War has provided storytellers with material for thousands of years. Whatever one’s viewpoint, there is a terrible fascination in extremes;  for fiction writers, examining the best and worst of individual behaviour against the collective excesses of armed conflict is irresistible.

Brian Payton’s absorbing second novel, The Wind is not a River, is part of this long tradition. In essence, the novel is a love story played out against the background of a Second World War campaign. That may sound familiar, but there is nothing predictable, from first to last, about Payton’s foray down a well-worn path.
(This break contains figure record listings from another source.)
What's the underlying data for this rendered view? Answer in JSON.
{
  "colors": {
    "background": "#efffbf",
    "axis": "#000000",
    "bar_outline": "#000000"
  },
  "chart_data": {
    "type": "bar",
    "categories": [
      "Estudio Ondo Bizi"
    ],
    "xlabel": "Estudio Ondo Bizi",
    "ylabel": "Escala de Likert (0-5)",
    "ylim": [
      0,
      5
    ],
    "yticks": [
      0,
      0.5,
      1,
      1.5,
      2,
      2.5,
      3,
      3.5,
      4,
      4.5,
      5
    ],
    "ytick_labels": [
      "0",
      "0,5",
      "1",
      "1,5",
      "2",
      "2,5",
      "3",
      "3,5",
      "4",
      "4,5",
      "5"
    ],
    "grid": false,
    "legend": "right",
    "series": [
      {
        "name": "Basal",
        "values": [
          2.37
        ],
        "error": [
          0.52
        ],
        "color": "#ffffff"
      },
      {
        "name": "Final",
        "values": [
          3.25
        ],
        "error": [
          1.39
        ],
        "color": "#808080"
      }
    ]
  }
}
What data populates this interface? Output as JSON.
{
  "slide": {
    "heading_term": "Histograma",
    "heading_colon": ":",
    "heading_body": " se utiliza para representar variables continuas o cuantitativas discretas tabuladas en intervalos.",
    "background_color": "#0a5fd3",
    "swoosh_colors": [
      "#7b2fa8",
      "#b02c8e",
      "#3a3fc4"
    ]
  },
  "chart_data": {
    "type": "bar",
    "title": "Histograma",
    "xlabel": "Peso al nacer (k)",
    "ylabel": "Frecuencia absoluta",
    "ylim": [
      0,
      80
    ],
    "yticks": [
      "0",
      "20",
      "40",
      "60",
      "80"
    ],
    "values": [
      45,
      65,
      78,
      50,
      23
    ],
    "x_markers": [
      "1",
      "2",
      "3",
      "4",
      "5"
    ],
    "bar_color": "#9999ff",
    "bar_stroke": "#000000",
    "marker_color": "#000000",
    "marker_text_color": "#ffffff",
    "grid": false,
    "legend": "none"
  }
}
For a start, the campaign is in the northern Pacific, and involves the only battle fought on American soil. Then, Payton’s protagonists are a young, happily married couple living in Seattle. John Easley is a journalist usually occupied with National Geographic projects; his wife, Helen, works in a store. After his sudden puzzling ejection from the Aleutian islands, and his brother’s death, John feels compelled to return to Alaska, despite a quarrel with Helen which both regret.

“Someone wants this battle fought beyond the view of prying eyes. What were they hiding in the Aleutians?…Easley was one of a handful of journalists with any knowledge of this corner of the world. What kind of writer shrinks from such a duty?”

Wearing his brother’s RCAF uniform, John talks his way into the role of an observer in the Aleutian theatre and a flight on a routine sortie. His plane crashes over the island of Attu; he survives, along with 19-year-old Karl Bitburg. Three thousand miles away, Helen struggles with her father’s poor health, and her own growing conviction of her husband’s peril. Despite her complete lack of qualifications, she is hired as part of a USO troupe and sets off on an epic search into the unknown.

Unknown, because Payton’s other protagonist and constant presence in the novel is the terrifying isolation of the Aleutian islands. Flung in an arc from the Alaskan mainland across the North Pacific towards Japan, they are sparsely inhabited. The climate is relentlessly hostile—cold, wind, and fog, rain or snow.

“…it becomes clear that the island does not offer up shelter gladly. Beaches curl round coves and end on rocky headlands. Up from the high tide line are rolling fields of rye slicked tight against the land. Then, after some two hundred feet of elevation gain, snow. Neither tree nor shrub worthy of the term. No bushes laden with summer berries. No grazing cattle or sheep, or even deer, rabbits, or squirrels. The only possible sources of protein are also visitors here—birds of the sky and fish of the sea.”

John’s life is pared to an increasingly desperate struggle to survive.

Payton alternates between John’s and Helen’s narratives, a device which provides momentum and grapples attention. There is a visceral excitement in the race against time as Helen fumbles her way through song and dance routines, moving ever closer to the husband she believes is still alive, while John endures the lonely road to physical and spiritual exhaustion until another quirk in the fortunes of war snatches him south again.

The fact that neither is aware of how close they come is heartrendingly realistic. Like the fog ebbing and flowing over the island, concealing and revealing, the censorship and secrecy about the Aleutian campaign, which ignite John’s journalistic instincts in the first place, and hamper Helen’s dogged search, isolate the couple in an opaque and bewildering world in which the only familiarity or strength lies in memory and belief in love.

Margaret Thompson’s new novel, The Cukoo’s Child will be released shortly.